President Biden’s Climate Agenda Has Unreachable Goals

Despite those low temperature reductions when very aggressive emission reductions are assumed, President Biden is pushing with a monumental regulatory program that will hurt Americans’ life style and economic well-being. His power plant rule requires technologies that are not commercially available—carbon capture and sequestration and “green hydrogen.” The Edison Electric Institute has indicated that the rule is not achievable.

Car manufacturers are saying the same thing about Biden’s automobile efficiency rule that requires vehicles sold in 2032 to have an average efficiency rating of 58 miles per gallon. The only way to achieve it is to ensure two-thirds of car sales be electric. Two huge automakers announced their EV divisions are in trouble. Ford Motor posted a $4.5 billion loss this year and Volkswagen is cutting EV production due to falling demand and increased competition. And, reports are emerging that the promised energy cost savings from electric vehicles may not be the case as electricity prices increase.

Biden’s appliance efficiency standards are having similar problems. Manufacturers are saying that they cannot meet the stove and the tankless water heater standard with gas technologies. Thus, Biden is forcing electric appliances on homeowners, taking away their option to choose what is the most cost effective and efficient option for them.

Biden is even confusing locking up uranium for nuclear power plants with his climate fixation.

Conclusion

While the British and Europeans want to reduce carbon emissions, they do not want to make lifestyle changes or spend a lot of money to do so. Britain’s Unherd magazine nailed the problem for the green agenda: Public support for goals like net zero are a bit like world peace or ending poverty: almost everyone likes the idea, but no one wants to pay for it. That is also true for Americans who have been surveyed.
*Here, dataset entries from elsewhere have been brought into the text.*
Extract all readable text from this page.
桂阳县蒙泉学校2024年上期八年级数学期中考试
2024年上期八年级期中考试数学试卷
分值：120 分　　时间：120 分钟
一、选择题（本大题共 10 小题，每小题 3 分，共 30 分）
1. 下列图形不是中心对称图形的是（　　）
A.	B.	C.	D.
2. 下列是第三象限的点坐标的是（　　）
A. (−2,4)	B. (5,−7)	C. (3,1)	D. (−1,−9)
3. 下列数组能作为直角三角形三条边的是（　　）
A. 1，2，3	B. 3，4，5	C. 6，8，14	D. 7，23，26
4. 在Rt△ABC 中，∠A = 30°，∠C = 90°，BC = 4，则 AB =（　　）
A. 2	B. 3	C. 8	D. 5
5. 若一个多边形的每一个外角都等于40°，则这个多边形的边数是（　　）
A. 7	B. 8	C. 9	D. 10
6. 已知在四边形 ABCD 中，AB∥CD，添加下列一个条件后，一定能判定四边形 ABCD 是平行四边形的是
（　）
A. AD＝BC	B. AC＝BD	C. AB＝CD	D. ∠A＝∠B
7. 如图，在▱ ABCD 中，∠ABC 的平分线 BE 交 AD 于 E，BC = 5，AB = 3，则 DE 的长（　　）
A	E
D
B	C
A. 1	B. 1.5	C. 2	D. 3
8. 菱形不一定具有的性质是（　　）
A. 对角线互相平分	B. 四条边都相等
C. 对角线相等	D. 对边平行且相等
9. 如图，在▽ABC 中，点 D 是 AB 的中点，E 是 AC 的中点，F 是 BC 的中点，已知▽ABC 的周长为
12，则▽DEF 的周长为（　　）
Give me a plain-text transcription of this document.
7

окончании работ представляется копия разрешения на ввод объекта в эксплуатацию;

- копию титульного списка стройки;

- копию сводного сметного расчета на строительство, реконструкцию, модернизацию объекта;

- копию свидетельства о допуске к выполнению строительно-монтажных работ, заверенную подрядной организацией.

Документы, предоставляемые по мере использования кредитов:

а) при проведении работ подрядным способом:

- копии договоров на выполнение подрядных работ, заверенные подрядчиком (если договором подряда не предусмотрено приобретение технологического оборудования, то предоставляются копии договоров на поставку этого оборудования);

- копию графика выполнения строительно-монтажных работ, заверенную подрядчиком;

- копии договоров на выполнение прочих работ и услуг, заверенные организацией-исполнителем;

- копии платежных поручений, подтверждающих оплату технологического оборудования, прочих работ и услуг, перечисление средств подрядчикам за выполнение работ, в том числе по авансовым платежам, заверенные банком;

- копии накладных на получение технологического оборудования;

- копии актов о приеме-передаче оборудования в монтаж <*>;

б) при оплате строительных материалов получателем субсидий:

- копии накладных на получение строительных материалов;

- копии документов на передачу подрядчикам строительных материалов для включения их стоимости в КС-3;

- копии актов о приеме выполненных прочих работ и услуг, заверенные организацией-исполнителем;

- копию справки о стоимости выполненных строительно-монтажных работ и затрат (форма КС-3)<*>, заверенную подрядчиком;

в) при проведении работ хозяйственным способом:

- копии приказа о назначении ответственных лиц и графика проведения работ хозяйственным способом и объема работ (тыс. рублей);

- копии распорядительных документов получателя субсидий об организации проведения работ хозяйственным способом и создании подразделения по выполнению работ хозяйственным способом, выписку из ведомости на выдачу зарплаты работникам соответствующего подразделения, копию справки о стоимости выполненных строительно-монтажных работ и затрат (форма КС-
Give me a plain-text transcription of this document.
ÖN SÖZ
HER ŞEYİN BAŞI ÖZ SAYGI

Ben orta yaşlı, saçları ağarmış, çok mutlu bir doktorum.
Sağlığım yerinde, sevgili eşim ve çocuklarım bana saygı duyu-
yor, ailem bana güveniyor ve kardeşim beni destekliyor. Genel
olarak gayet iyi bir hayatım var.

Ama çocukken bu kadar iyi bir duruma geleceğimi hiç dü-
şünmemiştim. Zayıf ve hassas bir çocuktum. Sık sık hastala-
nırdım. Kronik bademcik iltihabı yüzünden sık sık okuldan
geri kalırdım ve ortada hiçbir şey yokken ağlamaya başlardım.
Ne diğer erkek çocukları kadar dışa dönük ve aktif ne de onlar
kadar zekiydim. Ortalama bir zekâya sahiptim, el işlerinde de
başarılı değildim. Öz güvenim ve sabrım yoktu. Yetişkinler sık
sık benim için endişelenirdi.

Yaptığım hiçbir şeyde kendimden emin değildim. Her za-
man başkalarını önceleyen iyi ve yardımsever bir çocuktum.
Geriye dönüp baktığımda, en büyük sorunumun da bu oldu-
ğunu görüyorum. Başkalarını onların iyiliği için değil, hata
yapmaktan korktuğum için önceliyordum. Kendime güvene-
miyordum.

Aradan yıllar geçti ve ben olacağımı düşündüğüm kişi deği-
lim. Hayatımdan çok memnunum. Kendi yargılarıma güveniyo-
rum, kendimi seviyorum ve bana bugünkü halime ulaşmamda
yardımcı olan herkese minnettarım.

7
Given that the temperature changes are so trivially small with very large reductions, it is inconceivable that politicians should be pushing Americans to attain such large reductions in greenhouse gas emissions. Europeans are revolting and so should Americans as the green agenda is helping just one country—China—who is not participating in the shenanigans that President Biden and his climate czar, John Kerry, are hawking.